Pierre Charles L’Enfant
I wish for promotion and it is on this principle I have taken the liberty to address this to you.”Captain Pierre Charles L’Enfant to General George Washington, February 18, 1782
L’Enfant the Designer
Because of his engineering and design skills, L’Enfant may have taken a keen interest in the Continental Army’s encampment at Verplanck’s Point, specifically the decorative bowers that the soldiers built. L’Enfant had some experience designing temporary structures. In April 1782, Anne-César, chevalier de La Luzerne, the French ambassador to the United States, recalled L’Enfant to Philadelphia and requested that he design an open-air pavilion to honor the birth of the Dauphin, the heir to the French throne. La Luzerne hosted a large celebration under L’Enfant’s structure on July 15, 1782. Hundreds of people attended, including George Washington and General Rochambeau, who also met to discuss their next campaign.
After the celebration, Washington returned to the Hudson Highlands and so did L’Enfant. The highly ornate pavilion that L’Enfant designed in Philadelphia and another large temporary bower that the Continental Army built at West Point in May 1782, also to celebrate the Dauphin, may have influenced the decorative bowers that the army built at Verplanck’s Point.
Image Credit: Museum of the American Revolution, Gift of the Landenberger Family Foundation
Hundreds crowded daily to see a large frame building which [La Luzerne] had erected for a dancing room on one side of his house.

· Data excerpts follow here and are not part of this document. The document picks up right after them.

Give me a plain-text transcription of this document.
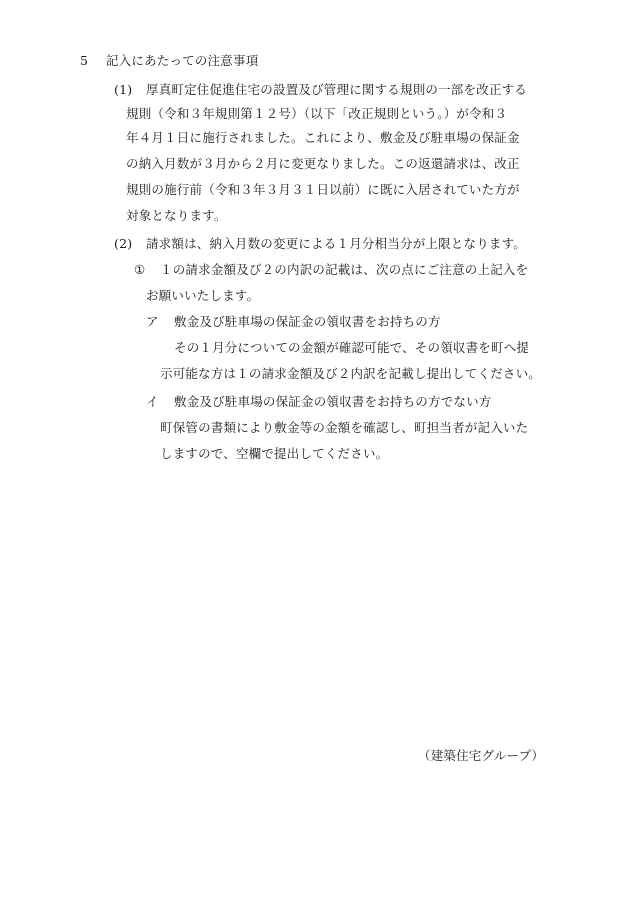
5 記入にあたっての注意事項
(1) 厚真町定住促進住宅の設置及び管理に関する規則の一部を改正する
規則（令和３年規則第１２号）（以下「改正規則という。）が令和３
年４月１日に施行されました。これにより、敷金及び駐車場の保証金
の納入月数が３月から２月に変更なりました。この返還請求は、改正
規則の施行前（令和３年３月３１日以前）に既に入居されていた方が
対象となります。
(2) 請求額は、納入月数の変更による１月分相当分が上限となります。
① １の請求金額及び２の内訳の記載は、次の点にご注意の上記入を
お願いいたします。
ア 敷金及び駐車場の保証金の領収書をお持ちの方
その１月分についての金額が確認可能で、その領収書を町へ提
示可能な方は１の請求金額及び２内訳を記載し提出してください。
イ 敷金及び駐車場の保証金の領収書をお持ちの方でない方
町保管の書類により敷金等の金額を確認し、町担当者が記入いた
しますので、空欄で提出してください。
（建築住宅グループ）
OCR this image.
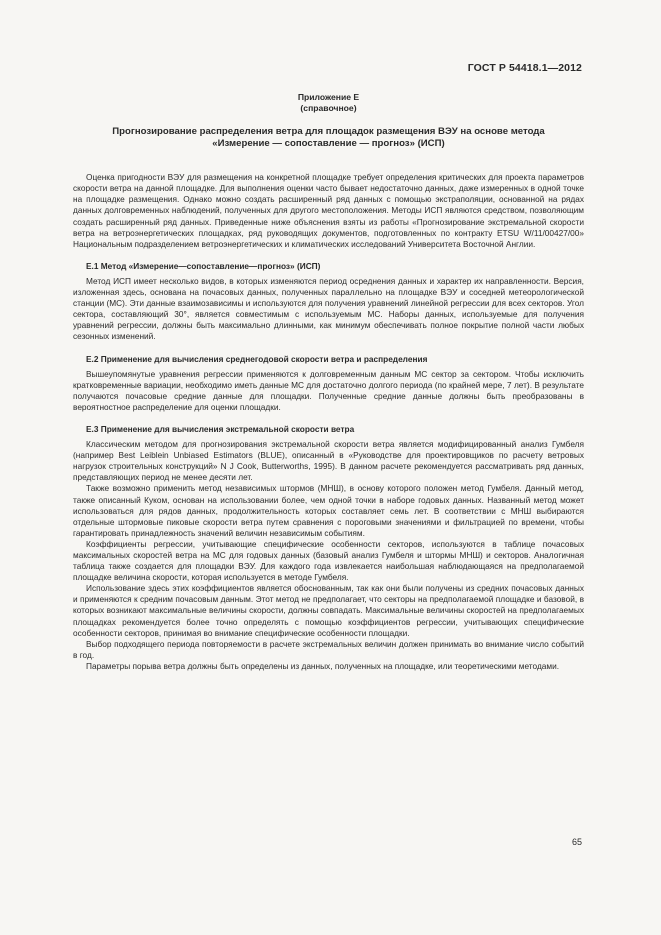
ГОСТ Р 54418.1—2012
Приложение Е
(справочное)
Прогнозирование распределения ветра для площадок размещения ВЭУ на основе метода
«Измерение — сопоставление — прогноз» (ИСП)

Оценка пригодности ВЭУ для размещения на конкретной площадке требует определения критических для проекта параметров скорости ветра на данной площадке. Для выполнения оценки часто бывает недостаточно данных, даже измеренных в одной точке на площадке размещения. Однако можно создать расширенный ряд данных с помощью экстраполяции, основанной на рядах данных долговременных наблюдений, полученных для другого местоположения. Методы ИСП являются средством, позволяющим создать расширенный ряд данных. Приведенные ниже объяснения взяты из работы «Прогнозирование экстремальной скорости ветра на ветроэнергетических площадках, ряд руководящих документов, подготовленных по контракту ETSU W/11/00427/00» Национальным подразделением ветроэнергетических и климатических исследований Университета Восточной Англии.

Е.1 Метод «Измерение—сопоставление—прогноз» (ИСП)

Метод ИСП имеет несколько видов, в которых изменяются период осреднения данных и характер их направленности. Версия, изложенная здесь, основана на почасовых данных, полученных параллельно на площадке ВЭУ и соседней метеорологической станции (МС). Эти данные взаимозависимы и используются для получения уравнений линейной регрессии для всех секторов. Угол сектора, составляющий 30°, является совместимым с используемым МС. Наборы данных, используемые для получения уравнений регрессии, должны быть максимально длинными, как минимум обеспечивать полное покрытие полной части любых сезонных изменений.

Е.2 Применение для вычисления среднегодовой скорости ветра и распределения

Вышеупомянутые уравнения регрессии применяются к долговременным данным МС сектор за сектором. Чтобы исключить кратковременные вариации, необходимо иметь данные МС для достаточно долгого периода (по крайней мере, 7 лет). В результате получаются почасовые средние данные для площадки. Полученные средние данные должны быть преобразованы в вероятностное распределение для оценки площадки.

Е.3 Применение для вычисления экстремальной скорости ветра

Классическим методом для прогнозирования экстремальной скорости ветра является модифицированный анализ Гумбеля (например Best Leiblein Unbiased Estimators (BLUE), описанный в «Руководстве для проектировщиков по расчету ветровых нагрузок строительных конструкций» N J Cook, Butterworths, 1995). В данном расчете рекомендуется рассматривать ряд данных, представляющих период не менее десяти лет.

Также возможно применить метод независимых штормов (МНШ), в основу которого положен метод Гумбеля. Данный метод, также описанный Куком, основан на использовании более, чем одной точки в наборе годовых данных. Названный метод может использоваться для рядов данных, продолжительность которых составляет семь лет. В соответствии с МНШ выбираются отдельные штормовые пиковые скорости ветра путем сравнения с пороговыми значениями и фильтрацией по времени, чтобы гарантировать принадлежность значений величин независимым событиям.

Коэффициенты регрессии, учитывающие специфические особенности секторов, используются в таблице почасовых максимальных скоростей ветра на МС для годовых данных (базовый анализ Гумбеля и штормы МНШ) и секторов. Аналогичная таблица также создается для площадки ВЭУ. Для каждого года извлекается наибольшая наблюдающаяся на предполагаемой площадке величина скорости, которая используется в методе Гумбеля.

Использование здесь этих коэффициентов является обоснованным, так как они были получены из средних почасовых данных и применяются к средним почасовым данным. Этот метод не предполагает, что секторы на предполагаемой площадке и базовой, в которых возникают максимальные величины скорости, должны совпадать. Максимальные величины скоростей на предполагаемых площадках рекомендуется более точно определять с помощью коэффициентов регрессии, учитывающих специфические особенности секторов, принимая во внимание специфические особенности площадки.

Выбор подходящего периода повторяемости в расчете экстремальных величин должен принимать во внимание число событий в год.

Параметры порыва ветра должны быть определены из данных, полученных на площадке, или теоретическими методами.

65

This building, which was sixty feet in front and forty feet deep, was supported by large painted pillars, and was open all around. The ceiling was decorated with several pieces of neat paintings emblematic of the design of the entertainment.”Dr. Benjamin Rush, July 16, 1782
L’Enfant designed one of the American Revolution’s most controversial insignias. In May 1783 at Fishkill, New York, the officers of the Continental Army formed a fraternal organization called the “Society of the Cincinnati.” The Society was named for the Roman General Lucius Quinctius Cincinnatus who gave up his military command and returned to his farm. Only former French and Continental Army officers who had served at least three years could join. The members asked L’Enfant to design their badge. He designed a golden eagle-shaped decoration suspended from a blue ribbon. The badge was a hit at Versailles, where French members wore it proudly. In America, Continental Army officers who wore the badge met controversy because they voted to make Society membership hereditary.
Artist of Cities
Pierre Charles L’Enfant’s watercolors have significance for the history of urban planning in America. Though temporary, the Continental Army’s encampments were some of the largest “cities” of Revolutionary America. L’Enfant’s paintings of West Point and Verplanck’s Point allow us to see two encampments through the eyes of the man who became the new American republic’s most significant city planner. In 1791, President Washington appointed L’Enfant to design the new capital of the United States. The current locations of the White House, the Capitol, and the grid- and star-shaped diagonal street system of Washington, D.C., were all laid out by L’Enfant.